このプロジェクトが規模縮小する背景には、厳しい予算制約と段階的なITインフラの開発という2つの要因があるため、当初予定していた15億バーツよりもかなり少ない予算規模のプロジェクトになりそうである。サティプ前大臣は、「心配されているのは資金面だけではない。IT化とは、多くの人々にインターネットや情報に慣れてもらうことを意味し、我々はそこから始めなければならない。なぜならIT化のためのインフラには膨大な投資が必要であるが、そのような技術は年を経るごとに廉価になっていくものであるからである。(人々への教育や意識化を先に行い)、インフラ投資は後で行うべきだ」とコメントしている。

タクシン新内閣は、4年以内に7000の村に無料のインターネットサービスを普及させるとしているが、農民の負債返済繰り延べ問題や、一村一品運動など、農村開発には困難な課題が山積みされている。

学校教育におけるコンピューター教育

教育面におけるIT化はどの程度進んでいるのか。2001年3月現在、政府はIT化政策の一環として、2年間で全国約300の国立の中・高等学校にコンピューターを導入することを決定している。教育省によると、今後はコンピューターとインターネットの使い方を指導し、現在の指導時間をさらに伸ばし、生徒だけでなく教師にも同等のアクセスの権利を提供していく予定である。同省の調査では、タイ全国に2600ある国立中・高等学校のうち約300校は、資金の不足や両親や民間からの寄付収集能力の不足により、コンピューターを設置できていない。その結果、現在のコンピューター1台当たりの生徒数は、40人という低い数字になっており、政府はこれを20人に1台にまで引き上げることを目標にしている。

今まで生徒がコンピューターを利用することができなかった学校は、4月よりマタヨム6年生(高校3年生)の生徒に対して無料で訓練を行う。そして2002年にもマタヨム3年生(中学3年生)に拡大する予定。同時に教師に対しても、特別な英語とコンピューターの指導が行われる。

現在、すべての中・等学校の教師の25%が「優れた」、50%が「平均的」、残りの25%が「改善が必要」な英語の語学水準であるとみられている。そのため、2001年は教師に対して、平均水準の英語力をつけるための英会話と英作文のための特別な指導が提供される予定となっている。

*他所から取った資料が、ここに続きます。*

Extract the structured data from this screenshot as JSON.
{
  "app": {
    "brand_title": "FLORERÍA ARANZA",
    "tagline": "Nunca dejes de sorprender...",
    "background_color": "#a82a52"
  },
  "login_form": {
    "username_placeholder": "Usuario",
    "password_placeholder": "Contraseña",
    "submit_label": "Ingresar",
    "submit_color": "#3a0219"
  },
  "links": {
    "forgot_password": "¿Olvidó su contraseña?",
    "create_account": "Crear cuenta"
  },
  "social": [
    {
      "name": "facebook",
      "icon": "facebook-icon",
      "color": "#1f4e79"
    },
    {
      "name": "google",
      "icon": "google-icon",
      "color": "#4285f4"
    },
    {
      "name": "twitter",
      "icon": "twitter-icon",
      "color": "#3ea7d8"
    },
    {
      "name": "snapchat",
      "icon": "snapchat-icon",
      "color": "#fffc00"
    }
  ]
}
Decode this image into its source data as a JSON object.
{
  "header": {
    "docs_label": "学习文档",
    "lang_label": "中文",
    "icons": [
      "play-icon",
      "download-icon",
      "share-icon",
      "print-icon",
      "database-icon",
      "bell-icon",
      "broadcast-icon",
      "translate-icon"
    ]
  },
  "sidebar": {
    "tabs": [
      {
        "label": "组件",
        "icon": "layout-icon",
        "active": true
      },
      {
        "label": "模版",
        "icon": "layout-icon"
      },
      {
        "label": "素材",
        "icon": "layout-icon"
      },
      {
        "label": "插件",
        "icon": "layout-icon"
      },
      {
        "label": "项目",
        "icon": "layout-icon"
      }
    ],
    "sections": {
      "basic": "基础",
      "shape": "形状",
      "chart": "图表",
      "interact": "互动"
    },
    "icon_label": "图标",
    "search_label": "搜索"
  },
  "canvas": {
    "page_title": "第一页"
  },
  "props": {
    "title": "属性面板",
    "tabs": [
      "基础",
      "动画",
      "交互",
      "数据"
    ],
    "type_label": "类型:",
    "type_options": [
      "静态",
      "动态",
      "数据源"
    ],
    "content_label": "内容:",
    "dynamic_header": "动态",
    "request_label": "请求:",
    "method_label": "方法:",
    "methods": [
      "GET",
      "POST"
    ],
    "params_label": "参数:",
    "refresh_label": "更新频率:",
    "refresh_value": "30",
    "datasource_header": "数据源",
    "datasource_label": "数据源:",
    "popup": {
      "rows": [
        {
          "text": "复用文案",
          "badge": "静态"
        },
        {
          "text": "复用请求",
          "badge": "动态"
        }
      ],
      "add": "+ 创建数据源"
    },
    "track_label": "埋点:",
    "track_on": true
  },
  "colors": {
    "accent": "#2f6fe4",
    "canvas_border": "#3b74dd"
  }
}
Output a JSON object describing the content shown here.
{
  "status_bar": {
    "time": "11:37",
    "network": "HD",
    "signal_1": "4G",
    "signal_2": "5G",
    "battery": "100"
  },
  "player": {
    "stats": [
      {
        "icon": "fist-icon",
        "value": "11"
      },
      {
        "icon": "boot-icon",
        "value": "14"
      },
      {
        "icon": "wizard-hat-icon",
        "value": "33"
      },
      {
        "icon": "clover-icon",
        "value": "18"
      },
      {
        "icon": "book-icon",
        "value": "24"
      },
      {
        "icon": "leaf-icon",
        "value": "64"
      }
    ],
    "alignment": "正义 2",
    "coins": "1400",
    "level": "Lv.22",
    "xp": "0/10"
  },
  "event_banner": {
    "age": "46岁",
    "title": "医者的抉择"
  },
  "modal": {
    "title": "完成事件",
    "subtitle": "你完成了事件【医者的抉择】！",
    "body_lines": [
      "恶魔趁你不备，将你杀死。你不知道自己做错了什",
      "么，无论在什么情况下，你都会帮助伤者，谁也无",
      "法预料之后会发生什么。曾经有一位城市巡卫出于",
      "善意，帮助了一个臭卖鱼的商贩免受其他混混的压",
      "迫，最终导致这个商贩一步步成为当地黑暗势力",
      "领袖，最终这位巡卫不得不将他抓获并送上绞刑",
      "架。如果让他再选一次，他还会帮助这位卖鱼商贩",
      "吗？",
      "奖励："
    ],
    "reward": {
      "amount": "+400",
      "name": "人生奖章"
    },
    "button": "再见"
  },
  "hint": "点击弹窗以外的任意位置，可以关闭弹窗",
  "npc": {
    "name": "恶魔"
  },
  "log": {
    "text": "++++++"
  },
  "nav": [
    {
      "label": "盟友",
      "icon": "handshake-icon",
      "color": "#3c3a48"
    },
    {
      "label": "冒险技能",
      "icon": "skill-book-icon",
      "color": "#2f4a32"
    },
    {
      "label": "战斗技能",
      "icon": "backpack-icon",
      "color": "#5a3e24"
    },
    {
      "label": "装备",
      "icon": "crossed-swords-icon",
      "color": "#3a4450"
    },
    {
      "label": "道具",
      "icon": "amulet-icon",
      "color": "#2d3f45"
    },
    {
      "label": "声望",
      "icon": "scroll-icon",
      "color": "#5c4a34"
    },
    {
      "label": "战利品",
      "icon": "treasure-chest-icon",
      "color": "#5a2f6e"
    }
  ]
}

一方、コンピューター・スキルに関しては、全教師の約6~7割は生徒に教えるためのスキルは持ち合わせていると推測されている。 タイでは、6年の義務教育である初等学校(プラトーム)、6年の中・高等学校(マタヨム1~3が中等学校、マタヨム4~6が高等学校)を経て、大学(マーハウィタヤーイ)に進学できる。